Kelezatan nasi lengko sebenarnya ditentukan oleh rasa pedas sambalnya. Namun bagi yang tidak suka pedas, jangan khawatir. Tuang kecap di atas sambal sesuai selera. Rasa kecap manis bercampur sambal dijamin lezat di lidah. Lebih afdol lagi bila disantap bersama kerupuk.
Di Cirebon, nasi lengko bisa dengan mudah ditemukan. Rata-rata berada di warung sederhana, tapi tak jarang juga dijajakan di kaki lima. Warung-warung itu tidak melulu di pusat keramaian, tapi di tempat biasa seperti kompleks perumahan warga juga turut menawarkan nasi lengko. Satu porsi nasi lengko dijual murah meriah. Berkisar Rp 5.000-Rp 7.000 per piring.

EMPAL GENTONG
Meski namanya empal, sebetulnya lebih mirip soto daging atau jeroan sapi. Masakan khas Cirebon ini bisa ditemukan di warung pinggiran jalan. Umumnya mereka sudah berjualan empal sejak tahun 1948 secara berkeliling di kota Cirebon.
Sesuai dengan namanya, daging dan jeroan ini dimasak di dalam gentong dari tanah liat selama lebih dari 10 jam. Yang dimasak juga tidak terbatas hanya daging, tetapi juga jeroan seperti limpa, paru, hati, usus, babat, bahkan kepala sapi pun masuk.
Namun, dari sekian banyak panganan itu, biasanya yang paling sering dicari orang adalah kerupuk melarat. Kerupuk ini biasanya berwarna kuning, merah, atau hijau. Terbuat dari tepung tapioka. Rasanya manis-manis asin. Disebut melarat, karena digoreng di atas pasir. Ini banyak ditemui di lokasi wisata Makam Gunung Jati.

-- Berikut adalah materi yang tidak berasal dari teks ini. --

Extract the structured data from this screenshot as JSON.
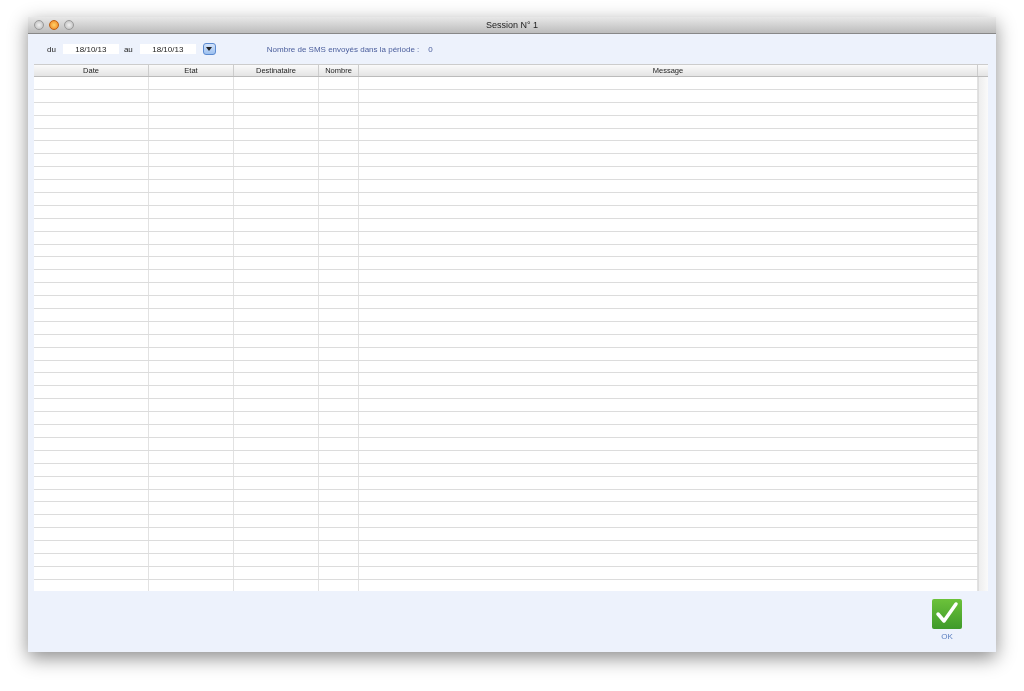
{
  "window": {
    "title": "Session N° 1"
  },
  "filter": {
    "from_label": "du",
    "from_value": "18/10/13",
    "to_label": "au",
    "to_value": "18/10/13",
    "count_label": "Nombre de SMS envoyés dans la période :",
    "count_value": "0"
  },
  "table": {
    "columns": [
      "Date",
      "Etat",
      "Destinataire",
      "Nombre",
      "Message"
    ]
  },
  "ok_button": {
    "label": "OK"
  }
}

Setelah berbelanja dan menikmati jajanan serta makanan khas Kota Cirebon yang cukup panas ini, pada hari terakhir tak lengkap rasanya berkunjung ke Cirebon tanpa berziarah ke makam Sunan Gunung Jati. Makam yang terletak di Gunung Sembung hanya 3 kilometer di sebelah utara Kota Cirebon. Tempat ini terkenal unik karena menggambarkan tiga wajah dari tiga kultur berbeda. Saya beserta rombongan mengunjungi salah satu makam dari Wali Songo (Sembilan Wali). Yaitu Komplek Pemakaman Sunan Gunung Jati.

Makam Sunan Gunung Jati
Sebagai makam ulama besar, kompleks makam Gunung Jati di Desa Astana, Kecamatan Gunungjati, Kabupaten Cirebon, selalu dibanjiri peziarah. Pada hari-hari khusus, kompleks makam tersebut menjadi pusat kegiatan agama dan budaya. Keluarga Sultan Kanoman selalu hadir untuk shalat Idhul Adha di masjid kompleks makam dalam rangkaian grebeg besar.
Dibandingkan dengan makam Wali Sanga yang lain, makam Sunan Gunung Jati juga tergolong unik. Sebab, hanya di situlah terlihat akulturasi kebudayaan, baik dari sisi fisik maupun sosial.
Memasuki kompleks pemakaman anda akan melihat Balemangu Majapahit yang berbentuk bale-bale berundak yang merupakan hadiah dari Demak sewaktu perkawinan Sunan Gunung Djati dengan Nyi Mas Tepasari, putri dari Ki Ageng Tepasan, salah seorang pembesar Majapahit. Para peziarah di Makam Sunan Gunung Jati hanya diperkenankan sampai dibatas pintu serambi muka yang pada waktu-waktu tertentu dibuka dan dijaga selama beberapa menit kalau-kalau ada yang ingin menerobos masuk. Dari pintu yang diberi nama Selamat Tangkep itu terlihat puluhan anak tangga menuju Makam Sunan Gunung Jati.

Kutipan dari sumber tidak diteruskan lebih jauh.